Has 2021 changed the course of wind for Dollar or it’s merely a passing breeze?

2021 seems to have begun with another bang for the US politics with democrats taking full control of both, the US Senate and the House of Representatives, under the Biden Presidency following the win in the Georgia runoffs. The same has flipped the scenario of the financial markets as we see an immediate rise in the US dollar, a spike in the 10 Year bond Yields as well a surge in the equities.

What does it mean for the US treasury yields and the US Dollar?

Total control over both the houses of the US would make legislation easier to pass and increases the prospects of stimulus coupled with additional easing measures and under the Democrats rule. The US 10 year treasury yields shot up to 10 months high at 1.19 percent due to expectations of further borrowing by the US treasury. This move was further accelerated after the US President-elect Joe Biden said Americans need more economic relief now and that he will deliver a plan costing ‘trillions’ of dollars next week after the recent payrolls data showed the US economy lost jobs for the first time in December since April as a resurgence in the Covid-19 pandemic led to shuttering of many businesses.

Biden called for raising the minimum wage to $15, and for sending out $2,000 in direct cash payments, those which were sought in the last relief bill, passed in December, but only were able to get Republicans to agree to $600. These expectations of further fiscal easing lead to a rise in the inflation expectations that are at 2.10 percent and have been already soring due to a jump in the crude oil prices. Increased inflationary expectations despite rise in the bond yields have kept the US real rates negative, which going further can keep the dollar on a weaker trajectory in the medium to long run. However, in the near term, rise in the treasury yields triggered US Dollar index to shot from nearly three years low to 90.50 levels as it helped charge the unwinding of sell bets on the currency with traders taking profits against the majors like Euro, Pound and Japanese Yen. The rally also extended after Federal Reserve Vice Chairman said he expects the central bank to maintain the pace of its asset purchases worth $120 billion per month through the balance of 2021.

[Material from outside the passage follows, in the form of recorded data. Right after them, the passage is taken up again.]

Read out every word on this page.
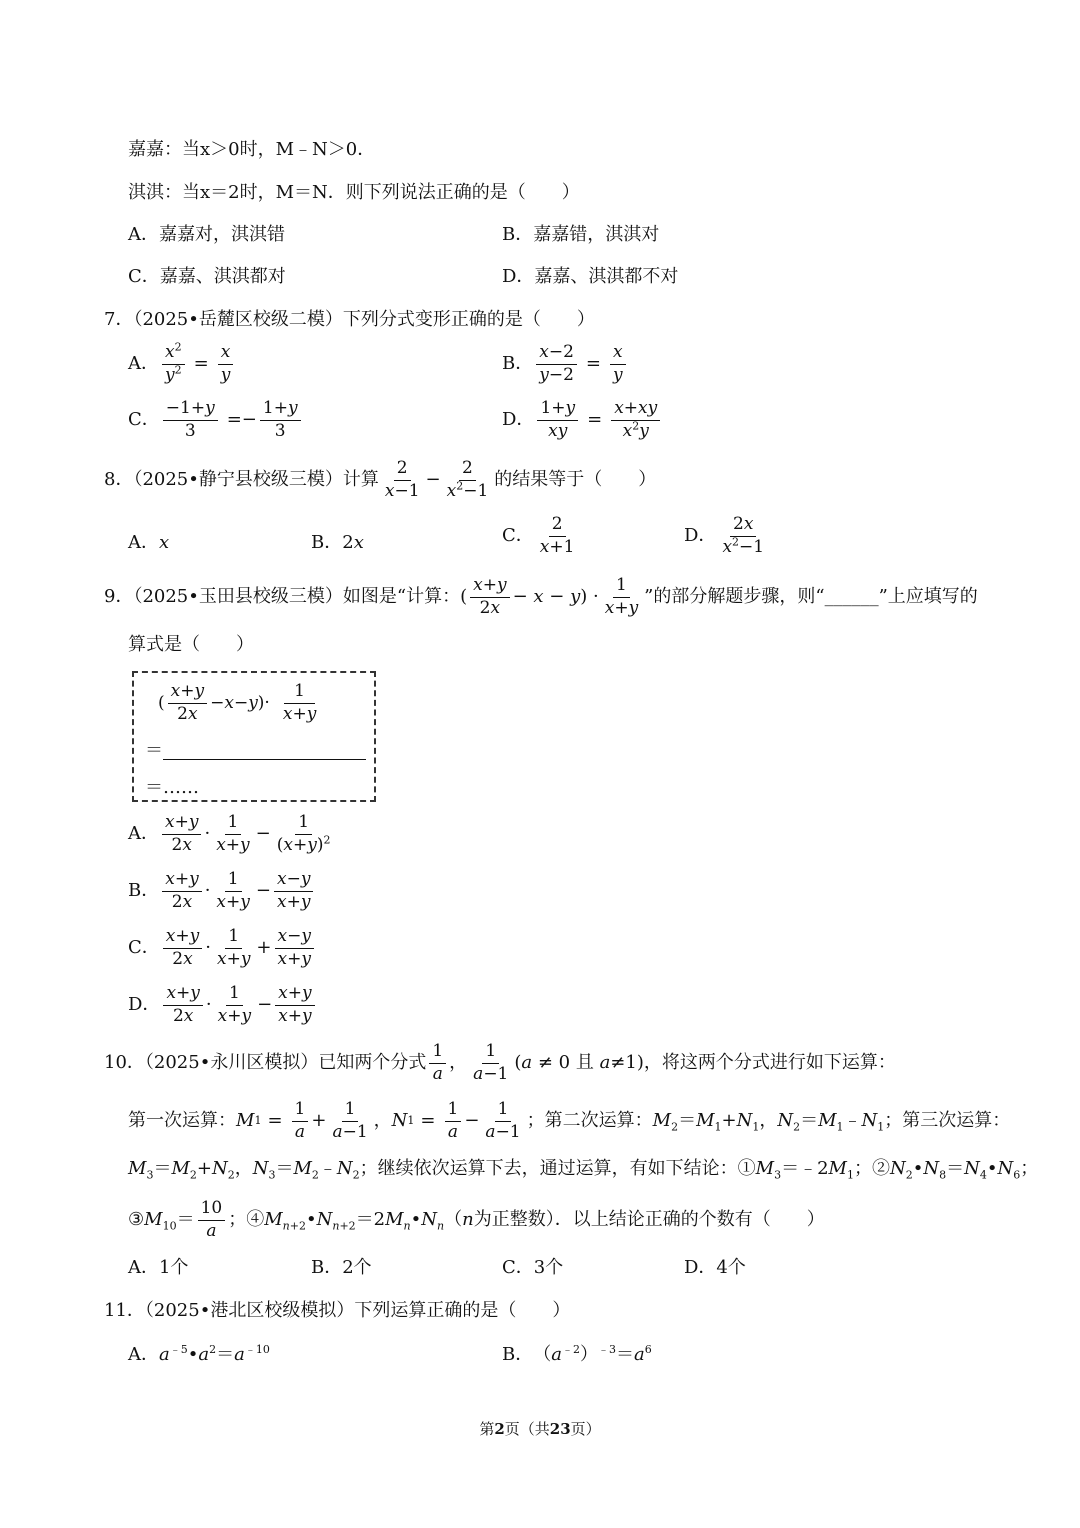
嘉嘉：当x＞0时，M﹣N＞0．
淇淇：当x＝2时，M＝N．则下列说法正确的是（　　）
A．嘉嘉对，淇淇错	B．嘉嘉错，淇淇对
C．嘉嘉、淇淇都对	D．嘉嘉、淇淇都不对
7．（2025•岳麓区校级二模）下列分式变形正确的是（　　）
A． $\frac{x^2}{y^2} = \frac{x}{y}$	B． $\frac{x-2}{y-2} = \frac{x}{y}$
C． $\frac{-1+y}{3} =- \frac{1+y}{3}$	D． $\frac{1+y}{xy} = \frac{x+xy}{x^2y}$
8．（2025•静宁县校级三模）计算 $\frac{2}{x-1} - \frac{2}{x^2-1}$ 的结果等于（　　）
A． x	B． 2 x	C． $\frac{2}{x+1}$	D． $\frac{2x}{x^2-1}$
9．（2025•玉田县校级三模）如图是“计算： ( $\frac{x+y}{2x} - x - y) \cdot \frac{1}{x+y}$ ”的部分解题步骤，则“______”上应填写的
算式是（　　）
( $\frac{x+y}{2x} -x-y)\cdot \frac{1}{x+y}$
＝
＝……
A． $\frac{x+y}{2x} \cdot \frac{1}{x+y} - \frac{1}{(x+y)^2}$
B． $\frac{x+y}{2x} \cdot \frac{1}{x+y} - \frac{x-y}{x+y}$
C． $\frac{x+y}{2x} \cdot \frac{1}{x+y} + \frac{x-y}{x+y}$
D． $\frac{x+y}{2x} \cdot \frac{1}{x+y} - \frac{x+y}{x+y}$
10．（2025•永川区模拟）已知两个分式 $\frac{1}{a}$ ， $\frac{1}{a-1} (a \ne 0$ 且 a≠1) ，将这两个分式进行如下运算：
第一次运算： M $1 = \frac{1}{a} + \frac{1}{a-1}$ ， N $1 = \frac{1}{a} - \frac{1}{a-1}$ ；第二次运算：$M_2=M_1+N_1$，$N_2=M_1﹣N_1$；第三次运算：
$M_3=M_2+N_2$，$N_3=M_2﹣N_2$；继续依次运算下去，通过运算，有如下结论：$①M_3=﹣2M_1$；$②N_2•N_8=N_4•N_6$；
$③M_{10}= \frac{10}{a}$ ；$④M_{n+2}•N_{n+2}=2M_n•N_n(n$为正整数）．以上结论正确的个数有（　　）
A．1个	B．2个	C．3个	D．4个
11．（2025•港北区校级模拟）下列运算正确的是（　　）
A． $a^{﹣5}•a^2=a^{﹣10}$	B． $(a^{﹣2})^{﹣3}=a^6$
第2页（共23页）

Currently, the sentiments are speaking that the investors are not looking at the ballooning of debt led by the increase in the monetary assistance or have seemed to be discounted the same, which was the reason why the dollar kept declining throughout until now. Hence, when the stimulus will actually be announced, might not aggravate the downward pressure on the dollar substantially. Well, for now, it seems like the rally could be short-lived and extend close to 91.00 levels due to a spike in the bond yields, increased inflation projections and correction in the majors like Euro and Pound.

Dollar taking advantage of Correction in the Majors

Euro began plunging after traders rushed for profit-taking near 1.2350 levels in the last week after Europe closed its borders to the UK. There are signs that the new strain of coronavirus has already been found in multiple locations in Europe, though in smaller numbers than in the UK. This can take a toll on the business activity that had just begun to revive.

Whereas for Pound, demand has been eroding by covid developments in the UK, as, despite the tough lockdown announced late in December, the number of new cases keeps increasing, and jeopardizing the health systems. On the data front, the focus will be on BOE’s Governor Andrew Bailey speech who has already warned that Brexit would mean a 4 percent on GDP in the long-term. However, anticipating chances of negative rates in the kingdom, amid the double hit from Brexit and covid further weighed on GBP.

Also, technically the daily chart shows that the near-term trend is on the upside with a resistance around 91 levels which is at the upper Bollinger band. However, a breakout above the same could be a hint to the reversal of the trend.


Looking at the current twist in the scenario, it is too early to comment that the long term trend for the dollar has reversed for bullish until the confirmation occurs and sustainability is gauged looking the price action for the next few sessions as the index has trapped the traders in the past with a false rally as well as breakouts. However, the correction in the near term is likely to extend up till 91.00 levels a breakout above which shall determine the medium to long term correction.

-Amit Pabari is managing director of CR Forex Advisors. The views expressed are personal.